# metal wheels



## pete (Jan 2, 2008)

I,am have trouble getting the metal ball bearing wheels to roll freeley in the cars that are aristo-craft. The lgb and usa cars work fine  the wheels turn ok on the axels but they will not roll very far when you push them on the track just aristos do not roll. Any ideas /DesktopModules/NTForums/themes/mls/emoticons/hehe.gif


----------



## Torby (Jan 2, 2008)

Strange. I have those on 3 coaches. They roll so free I have to be careful to put the loco on the track first and couple the coaches to it, or they run away while I'm fetching the next coach. 

Is something rubbing on the wheel? 

Do you mean changing to metal wheels on Aristocraft "roller bearing" trucks like these? 










These take a different wheelset or they bind. Aristo suggests you buy these 29100 trucks with the metal wheels in them so you're sure to get the right wheelset. You also get 2 spare couplers that way.


----------



## pete (Jan 2, 2008)

No not that style they are the stock ones that come one the cares. They have the springs in them and they flex you can also twist them a little. The wheels spin ok but the trucks but will not roll when placed on the track. They may go two or three inches and stop but the lgb and usa will roll six or ten inches not sure what the problem is.


----------



## markoles (Jan 2, 2008)

Pete,


Are the brake shoes on the Aristo trucks rubbing the top of the rail?  I had that problem when I put USA trains regular metal wheels in Aristo Archbar trucks.  Solution was to cut the bottoms of the brake shoes off.  Problem solved.


Mark


----------



## Greg Elmassian (Jan 3, 2008)

Pete, I'm a little confused, do you really have ball bearings? Where did you buy them? From re-reading the post it sounds like you have Aristo cars with factory ball bearing wheels. Are the ball bearings between the axle and the wheel, or are they in the sideframes between the sideframe and the axle? 

Regards, Greg


----------



## pete (Jan 2, 2008)

The wheels are san-val wheels.They do not roll freely as the lgb and usa cars do . I have checked and can not find where they are hanging up. The difference between the way the aristo and lgb,usa cars roll is big. The next thing i,am going to try is to drill out the holes where the axels sit in the trucks to make them larger. Hopfully that will allow the wheels to roll better/DesktopModules/NTForums/themes/mls/emoticons/hehe.gif


----------



## rpc7271 (Jan 2, 2008)

The axle diameter may be different than what was in there before. Do you still have the old wheels. Get a caliper and measure both axle diameters.


----------



## Bret W Tesson (Jan 6, 2008)

Pete,

The San Val wheels do NOT roll nearly as freely as the LGB ball bearing wheels.  You can easily see this by simply spinning one of the wheels (it stops pretty quickly unlike the LGB wheels).  Most of the time the axles actually turn in the journal.  If they fit too tight in the journal, the car will not roll well.  The ball bearings will help some..particularly in curves when the wheels are trying to turn at different speeds.   That's been my experience.


----------



## aceinspp (Jan 2, 2008)

Did you do the instalation of the BB or did the cars come that way.  Sounds like you added and then used the wrong wheels sets.  Later RJD


----------



## Greg Elmassian (Jan 3, 2008)

If you have ball bearing WHEELSETS, where the ball bearings are between the axle and the wheel, the last thing you want turning is the axle in the journal, this defeats the purpose of the ball bearings. I think the reason the axle does NOT turn in the journals is ON PURPOSE. 

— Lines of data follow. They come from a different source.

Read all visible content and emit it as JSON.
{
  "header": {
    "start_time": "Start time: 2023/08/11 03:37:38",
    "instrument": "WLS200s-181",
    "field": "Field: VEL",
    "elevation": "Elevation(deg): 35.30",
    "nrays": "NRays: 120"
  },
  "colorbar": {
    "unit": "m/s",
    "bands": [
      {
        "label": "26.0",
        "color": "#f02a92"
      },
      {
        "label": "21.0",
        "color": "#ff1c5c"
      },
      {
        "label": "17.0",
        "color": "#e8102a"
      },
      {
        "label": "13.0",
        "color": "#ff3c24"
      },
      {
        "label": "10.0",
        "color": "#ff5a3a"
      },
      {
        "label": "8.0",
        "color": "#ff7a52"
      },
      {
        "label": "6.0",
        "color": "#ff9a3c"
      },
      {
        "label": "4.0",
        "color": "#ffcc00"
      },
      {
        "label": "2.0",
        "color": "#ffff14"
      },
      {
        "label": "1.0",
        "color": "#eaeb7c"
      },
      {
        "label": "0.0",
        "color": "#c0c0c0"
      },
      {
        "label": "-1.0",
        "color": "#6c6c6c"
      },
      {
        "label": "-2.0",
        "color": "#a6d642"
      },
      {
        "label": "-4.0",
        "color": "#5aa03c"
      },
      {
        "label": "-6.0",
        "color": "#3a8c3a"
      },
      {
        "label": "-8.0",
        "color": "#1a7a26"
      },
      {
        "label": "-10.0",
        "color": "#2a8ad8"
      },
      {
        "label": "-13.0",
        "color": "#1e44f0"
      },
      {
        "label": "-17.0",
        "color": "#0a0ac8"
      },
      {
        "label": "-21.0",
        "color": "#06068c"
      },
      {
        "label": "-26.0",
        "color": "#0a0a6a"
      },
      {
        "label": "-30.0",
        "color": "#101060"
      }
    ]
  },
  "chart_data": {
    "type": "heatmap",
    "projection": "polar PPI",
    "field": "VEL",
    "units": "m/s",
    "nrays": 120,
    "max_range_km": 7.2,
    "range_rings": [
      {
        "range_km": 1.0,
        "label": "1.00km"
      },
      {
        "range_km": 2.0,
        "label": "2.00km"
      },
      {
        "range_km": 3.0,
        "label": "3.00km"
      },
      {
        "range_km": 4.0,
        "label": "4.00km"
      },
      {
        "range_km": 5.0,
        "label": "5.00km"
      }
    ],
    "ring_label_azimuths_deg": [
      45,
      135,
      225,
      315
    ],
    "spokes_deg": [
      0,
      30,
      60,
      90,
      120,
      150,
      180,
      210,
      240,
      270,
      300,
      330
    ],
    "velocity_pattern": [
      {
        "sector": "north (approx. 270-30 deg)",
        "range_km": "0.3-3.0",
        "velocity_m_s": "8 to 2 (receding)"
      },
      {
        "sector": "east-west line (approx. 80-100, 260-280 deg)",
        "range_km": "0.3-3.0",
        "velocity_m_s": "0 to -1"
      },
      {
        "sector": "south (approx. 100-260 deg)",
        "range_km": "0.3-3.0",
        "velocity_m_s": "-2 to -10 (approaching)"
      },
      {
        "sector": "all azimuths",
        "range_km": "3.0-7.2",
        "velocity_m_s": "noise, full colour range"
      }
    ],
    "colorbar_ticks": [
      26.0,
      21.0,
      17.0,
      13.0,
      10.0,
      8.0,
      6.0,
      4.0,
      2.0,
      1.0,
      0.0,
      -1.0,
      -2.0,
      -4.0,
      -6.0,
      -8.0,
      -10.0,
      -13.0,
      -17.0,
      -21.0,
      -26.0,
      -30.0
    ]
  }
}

Now, not to confuse the issue where the ball bearings are in the journal, between the sideframe and the axle, and the wheels are rigidly attached to the axle. 

My experience with san val wheels is that they are not as free rolling as the LGB (best) and the Aristocraft (good) sets. 

Regards, Greg


----------



## pete (Jan 2, 2008)

I  added the wheels myself and like i said the wheels when installed in lgb and usa cars  they roll great but not so with the aristo-craft cars.I think it may have to do with the way the aristo trucks flex and  the others do not/DesktopModules/NTForums/themes/mls/emoticons/hehe.gif


----------



## Greg Elmassian (Jan 3, 2008)

Check to see that the outside face of the wheel is not rubbing against the back of the sideframes... something is fishy. The axles should not turn in the journals....

Regards, Greg


----------